Not a Centime from the State
Basel Zoo’s Head of Finance, Jean-Nicolas Fahrenberg, spoke about financial matters and the operating concept. “Thanks to their attractiveness and their compact size, large-scale aquaria can be operated profitably”, he stated. In a feasibility study, comparisons were made with other large-scare aquaria and calculations were made on the basis of various minimum and maximum scenarios. “We won’t need a single centime of state support”, stated Fahrenberg with conviction. Basel Zoo’s calculation is based on between 500,000 and 700,000 visitors per year and an entry price of around 20 euros. The costs of creating the Ozeanium will amount to just over 100 million francs. The money is to be primarily raised through donations. The fact that it will be possible to obtain such funds is based on certainty rather than simple confidence: in the last 20 years, Basel Zoo has received 125 million francs for animal enclosures from patrons, sponsors and donors.
A Piece of Wasteland Gains a Purpose
Lukas Stutz, Member of the Basel Zoo Administrative Board, is delighted about the project: “The Ozeanium will convert a piece of urban wasteland into somewhere that people can spend quality time”. The project is a great opportunity for Basel and the region as a whole.

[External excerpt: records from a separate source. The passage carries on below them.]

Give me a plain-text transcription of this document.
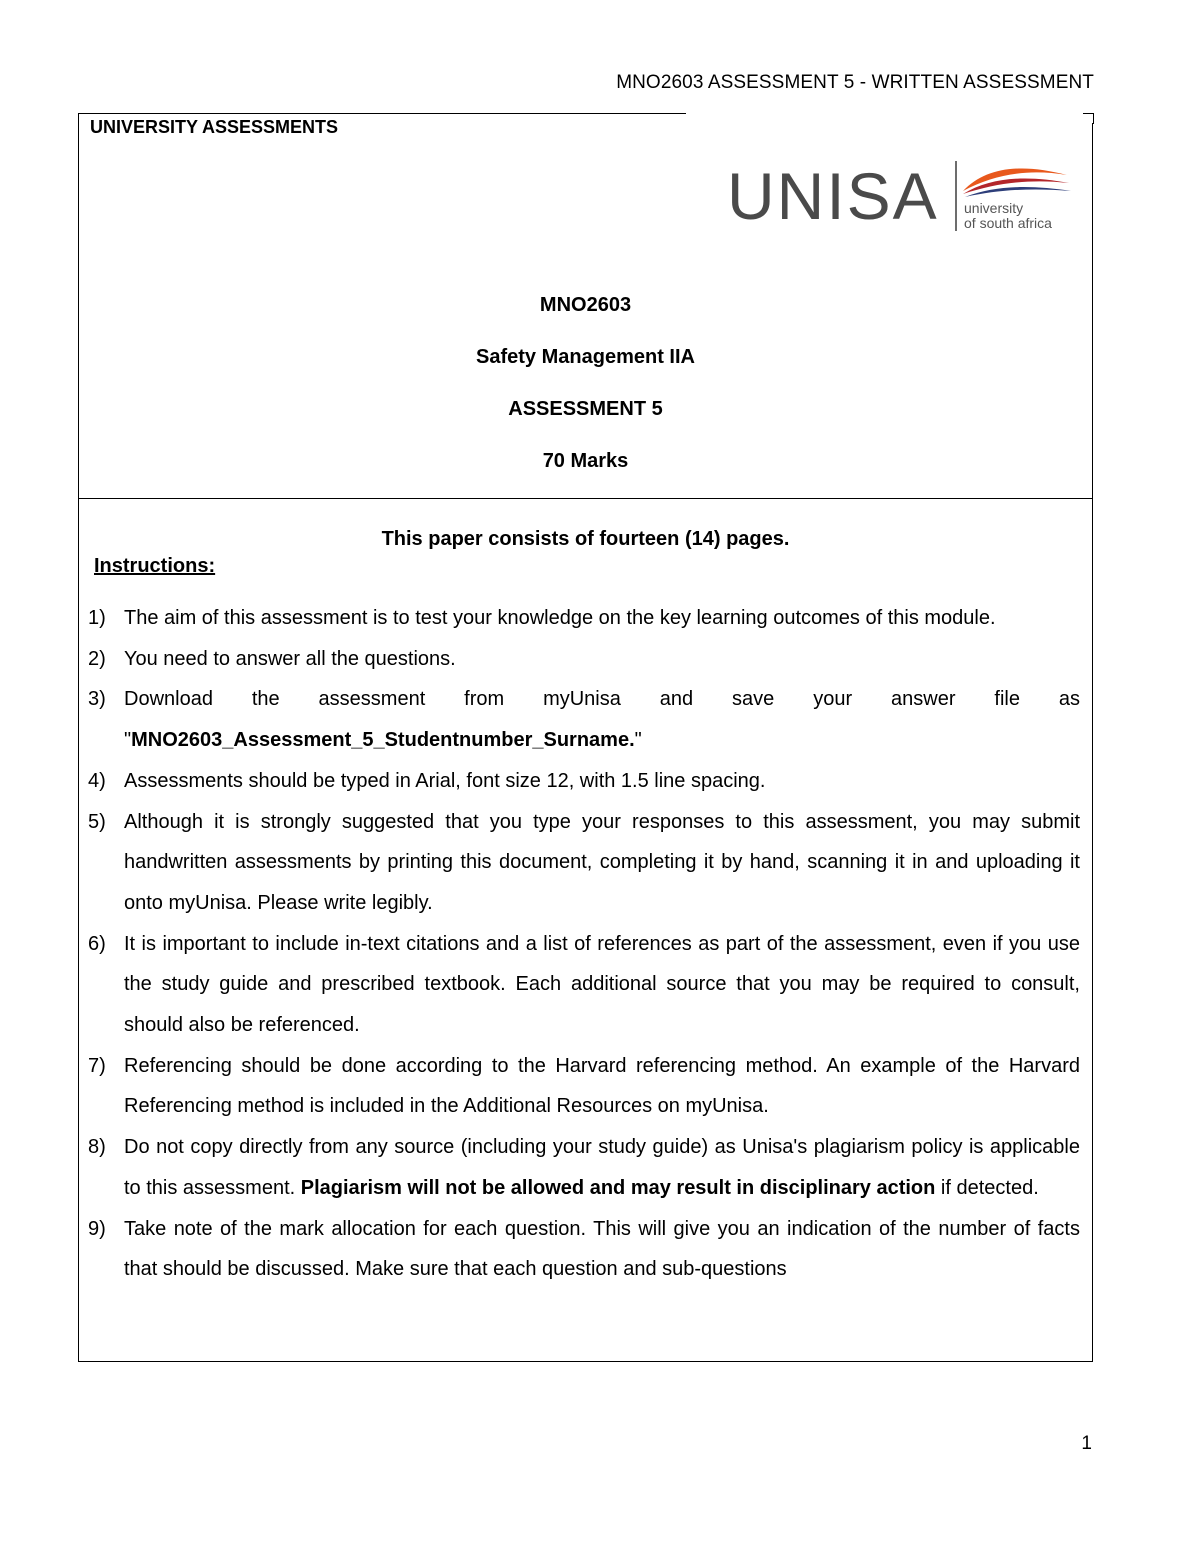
MNO2603 ASSESSMENT 5 - WRITTEN ASSESSMENT
UNIVERSITY ASSESSMENTS
UNISA university
of south africa
MNO2603
Safety Management IIA
ASSESSMENT 5
70 Marks
This paper consists of fourteen (14) pages.
Instructions:
1) The aim of this assessment is to test your knowledge on the key learning outcomes of this module.
2) You need to answer all the questions.
3) Download the assessment from myUnisa and save your answer file as "MNO2603_Assessment_5_Studentnumber_Surname."
4) Assessments should be typed in Arial, font size 12, with 1.5 line spacing.
5) Although it is strongly suggested that you type your responses to this assessment, you may submit handwritten assessments by printing this document, completing it by hand, scanning it in and uploading it onto myUnisa. Please write legibly.
6) It is important to include in-text citations and a list of references as part of the assessment, even if you use the study guide and prescribed textbook. Each additional source that you may be required to consult, should also be referenced.
7) Referencing should be done according to the Harvard referencing method. An example of the Harvard Referencing method is included in the Additional Resources on myUnisa.
8) Do not copy directly from any source (including your study guide) as Unisa's plagiarism policy is applicable to this assessment. Plagiarism will not be allowed and may result in disciplinary action if detected.
9) Take note of the mark allocation for each question. This will give you an indication of the number of facts that should be discussed. Make sure that each question and sub-questions
1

The unique visitor magnet will attract more tourists to the area, create new jobs and generally promote Basel as a city. “The Ozeanium is a place of education for pupils, students and adults alike and raises the awareness of all sections of the population to matters concerning animals and nature”, Stutz continued, emphasizing:“The Ozeanium is perfectly integrated into the urban environment”.
A Project that Unites
Cantonal architect Fritz Schumacher is confident: “The project has become even stronger as it has progressed. It represents added value for the site and the city.” In particular, the Heuwaage area will be rejuvenated and the previously divested viaduct will be incorporated. “The next step will be to create the development plan while also preparing the necessary changes to the transport infrastructure”, Schumacher explained. The development plan will be created by the Bau- und Verkehrsdepartement (Construction and Transport Department – BVD) on the basis of the pre-project. The earliest that construction is expected to begin is 2018.